Hi Pratyush,
Again, anything that involves exception stack traces should go
directly to GitHub issues.
>
> Exception in thread "main" java.lang.IllegalArgumentException
> at org.jpmml.converter.TypeUtil.getDataType(TypeUtil.java:64)
>
> The last one I reported was when I was using an integer to string map!
>
The TypeUtil is trying to convert a Java type to PMML type there.
There are mappings for Java language primitive types (think
java.lang.String, java.lang.Boolean, java.lang.Double). In your case,
there's a Java non-primitive type passed, which is not recognized.
Hence the IllegalArgumentException.
Agreed, the IllegalArgumentException should spell out the issue.

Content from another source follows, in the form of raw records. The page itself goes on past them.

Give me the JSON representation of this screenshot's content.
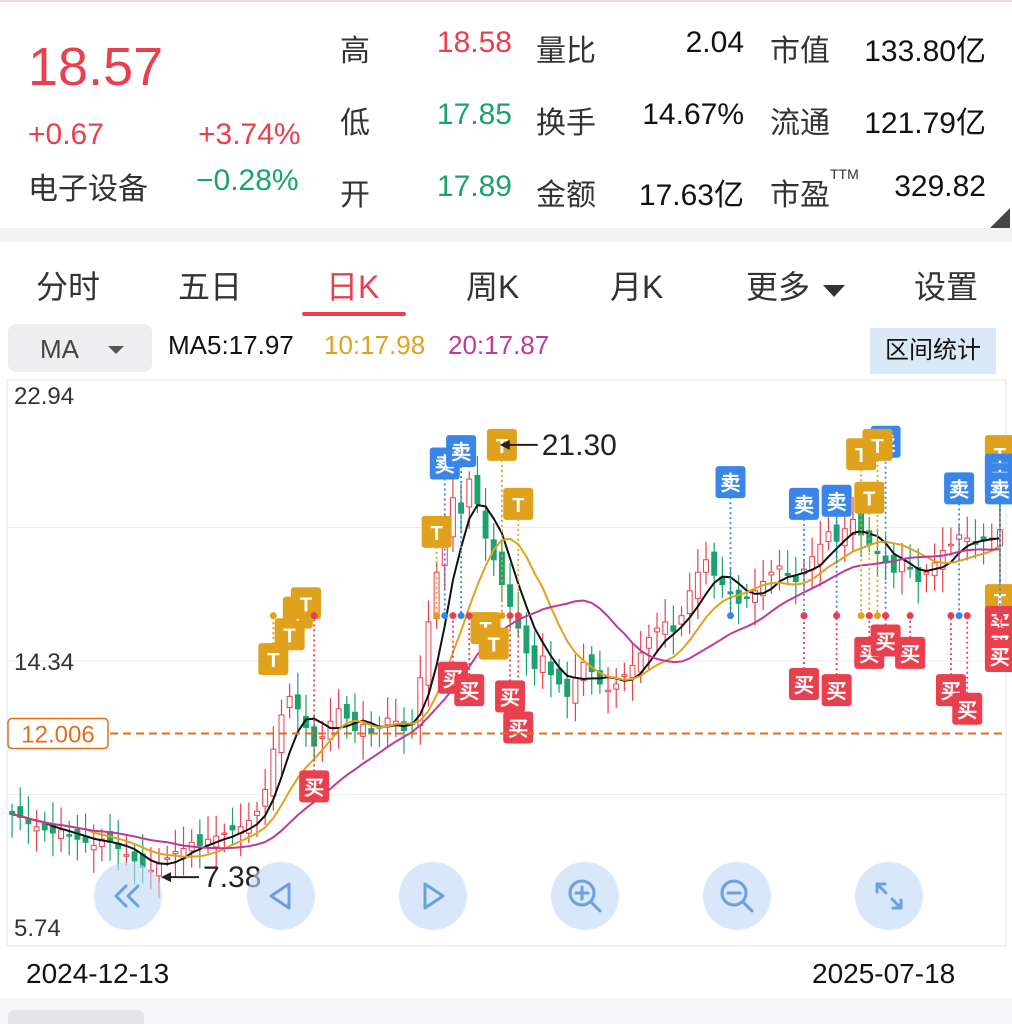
{
  "quote": {
    "price": "18.57",
    "change": "+0.67",
    "change_pct": "+3.74%",
    "sector": "电子设备",
    "sector_change": "−0.28%",
    "stats": [
      {
        "label": "高",
        "value": "18.58",
        "color": "#e8404f"
      },
      {
        "label": "低",
        "value": "17.85",
        "color": "#1aa36a"
      },
      {
        "label": "开",
        "value": "17.89",
        "color": "#1aa36a"
      },
      {
        "label": "量比",
        "value": "2.04",
        "color": "#111111"
      },
      {
        "label": "换手",
        "value": "14.67%",
        "color": "#111111"
      },
      {
        "label": "金额",
        "value": "17.63亿",
        "color": "#111111"
      },
      {
        "label": "市值",
        "value": "133.80亿",
        "color": "#111111"
      },
      {
        "label": "流通",
        "value": "121.79亿",
        "color": "#111111"
      },
      {
        "label": "市盈",
        "label_sup": "TTM",
        "value": "329.82",
        "color": "#111111"
      }
    ]
  },
  "tabs": [
    {
      "label": "分时",
      "active": false
    },
    {
      "label": "五日",
      "active": false
    },
    {
      "label": "日K",
      "active": true
    },
    {
      "label": "周K",
      "active": false
    },
    {
      "label": "月K",
      "active": false
    },
    {
      "label": "更多",
      "active": false,
      "icon": "caret-down-icon"
    },
    {
      "label": "设置",
      "active": false
    }
  ],
  "indicator": {
    "selected": "MA",
    "ma5": "MA5:17.97",
    "ma10": "10:17.98",
    "ma20": "20:17.87",
    "range_button": "区间统计",
    "colors": {
      "ma5": "#111111",
      "ma10": "#e0a21c",
      "ma20": "#c0399a"
    }
  },
  "chart_data": {
    "type": "candlestick",
    "y_top_label": "22.94",
    "y_mid_label": "14.34",
    "y_bottom_label": "5.74",
    "ylim": [
      5.74,
      22.94
    ],
    "reference_price": "12.006",
    "reference_value": 12.006,
    "max_annotation": "21.30",
    "max_value": 21.3,
    "min_annotation": "7.38",
    "min_value": 7.38,
    "x_start": "2024-12-13",
    "x_end": "2025-07-18",
    "closes": [
      9.4,
      9.3,
      9.1,
      9.0,
      8.9,
      8.8,
      8.9,
      8.7,
      8.6,
      8.5,
      8.4,
      8.6,
      8.5,
      8.3,
      8.1,
      7.9,
      7.7,
      7.6,
      7.8,
      8.0,
      8.2,
      8.3,
      8.5,
      8.4,
      8.6,
      8.7,
      8.8,
      8.9,
      9.0,
      9.2,
      9.5,
      10.2,
      11.5,
      12.6,
      13.2,
      12.8,
      12.2,
      11.6,
      11.9,
      12.4,
      12.8,
      12.5,
      12.1,
      12.3,
      12.0,
      12.2,
      12.5,
      12.4,
      12.1,
      12.3,
      13.8,
      15.6,
      17.2,
      18.5,
      19.6,
      19.1,
      20.2,
      19.4,
      18.3,
      17.6,
      16.8,
      16.1,
      15.4,
      14.6,
      14.1,
      14.5,
      13.9,
      13.6,
      13.2,
      13.8,
      14.3,
      14.0,
      13.6,
      13.4,
      13.6,
      13.9,
      14.2,
      14.6,
      15.1,
      15.4,
      15.6,
      15.3,
      15.8,
      16.6,
      17.2,
      17.6,
      17.1,
      16.8,
      16.5,
      16.2,
      16.4,
      16.6,
      16.9,
      17.2,
      17.4,
      17.1,
      16.9,
      17.3,
      17.7,
      18.1,
      18.5,
      18.2,
      18.6,
      18.9,
      18.4,
      18.1,
      17.8,
      17.5,
      17.2,
      17.6,
      17.3,
      16.9,
      17.2,
      17.5,
      17.9,
      18.1,
      18.4,
      18.3,
      18.1,
      18.2,
      18.3,
      18.57
    ],
    "ma_description": "MA5 / MA10 / MA20",
    "markers": [
      {
        "label": "T",
        "index": 34,
        "value": 15.2
      },
      {
        "label": "T",
        "index": 35,
        "value": 15.9
      },
      {
        "label": "T",
        "index": 36,
        "value": 16.2
      },
      {
        "label": "T",
        "index": 32,
        "value": 14.4
      },
      {
        "label": "买",
        "index": 37,
        "value": 10.3
      },
      {
        "label": "卖",
        "index": 53,
        "value": 20.7
      },
      {
        "label": "卖",
        "index": 55,
        "value": 21.1
      },
      {
        "label": "T",
        "index": 60,
        "value": 21.3
      },
      {
        "label": "T",
        "index": 62,
        "value": 19.4
      },
      {
        "label": "T",
        "index": 52,
        "value": 18.5
      },
      {
        "label": "T",
        "index": 58,
        "value": 15.4
      },
      {
        "label": "T",
        "index": 59,
        "value": 14.9
      },
      {
        "label": "买",
        "index": 54,
        "value": 13.8
      },
      {
        "label": "买",
        "index": 56,
        "value": 13.4
      },
      {
        "label": "买",
        "index": 61,
        "value": 13.2
      },
      {
        "label": "买",
        "index": 62,
        "value": 12.2
      },
      {
        "label": "卖",
        "index": 88,
        "value": 20.1
      },
      {
        "label": "卖",
        "index": 97,
        "value": 19.4
      },
      {
        "label": "卖",
        "index": 101,
        "value": 19.5
      },
      {
        "label": "卖",
        "index": 107,
        "value": 21.4
      },
      {
        "label": "T",
        "index": 104,
        "value": 21.0
      },
      {
        "label": "T",
        "index": 106,
        "value": 21.3
      },
      {
        "label": "T",
        "index": 105,
        "value": 19.6
      },
      {
        "label": "卖",
        "index": 116,
        "value": 19.9
      },
      {
        "label": "买",
        "index": 97,
        "value": 13.6
      },
      {
        "label": "买",
        "index": 101,
        "value": 13.4
      },
      {
        "label": "买",
        "index": 105,
        "value": 14.6
      },
      {
        "label": "买",
        "index": 107,
        "value": 15.0
      },
      {
        "label": "买",
        "index": 110,
        "value": 14.6
      },
      {
        "label": "买",
        "index": 115,
        "value": 13.4
      },
      {
        "label": "买",
        "index": 117,
        "value": 12.8
      },
      {
        "label": "T",
        "index": 122,
        "value": 21.1
      },
      {
        "label": "T",
        "index": 126,
        "value": 21.0
      },
      {
        "label": "卖",
        "index": 124,
        "value": 20.5
      },
      {
        "label": "卖",
        "index": 125,
        "value": 20.2
      },
      {
        "label": "T",
        "index": 127,
        "value": 16.3
      },
      {
        "label": "买",
        "index": 128,
        "value": 15.6
      },
      {
        "label": "买",
        "index": 129,
        "value": 14.9
      },
      {
        "label": "卖",
        "index": 140,
        "value": 19.9
      },
      {
        "label": "买",
        "index": 138,
        "value": 14.5
      }
    ],
    "controls": [
      {
        "name": "scroll-left-button",
        "icon": "double-chevron-left-icon"
      },
      {
        "name": "prev-button",
        "icon": "triangle-left-icon"
      },
      {
        "name": "next-button",
        "icon": "triangle-right-icon"
      },
      {
        "name": "zoom-in-button",
        "icon": "zoom-in-icon"
      },
      {
        "name": "zoom-out-button",
        "icon": "zoom-out-icon"
      },
      {
        "name": "fullscreen-button",
        "icon": "expand-icon"
      }
    ],
    "up_color": "#e8404f",
    "down_color": "#1aa36a",
    "buy_color": "#e8404f",
    "sell_color": "#3a86e8",
    "t_color": "#e0a21c",
    "ref_color": "#e0701c"
  }
}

If it
did, then you probably would be able to figure out a proper solution
yourself.
Speaking about Scikit-Learn classifiers, then you don't need to mess
with an external LabelEncoder pass. You can pass a categorical column
directly to the RandomForestClassifier.fit(X, y) method, and it will
work seamlessly. When you get rid of the leading LabelEncoder, you
will also get rid of the trailing PMMLPipeline.predict_transformer
attribute.
You're currently following the Apache Spark way of doing things - the
label goes through StringIndexer and IndexToString helper
transformers.
Scikit-Learn will be fine without external helpers.
VR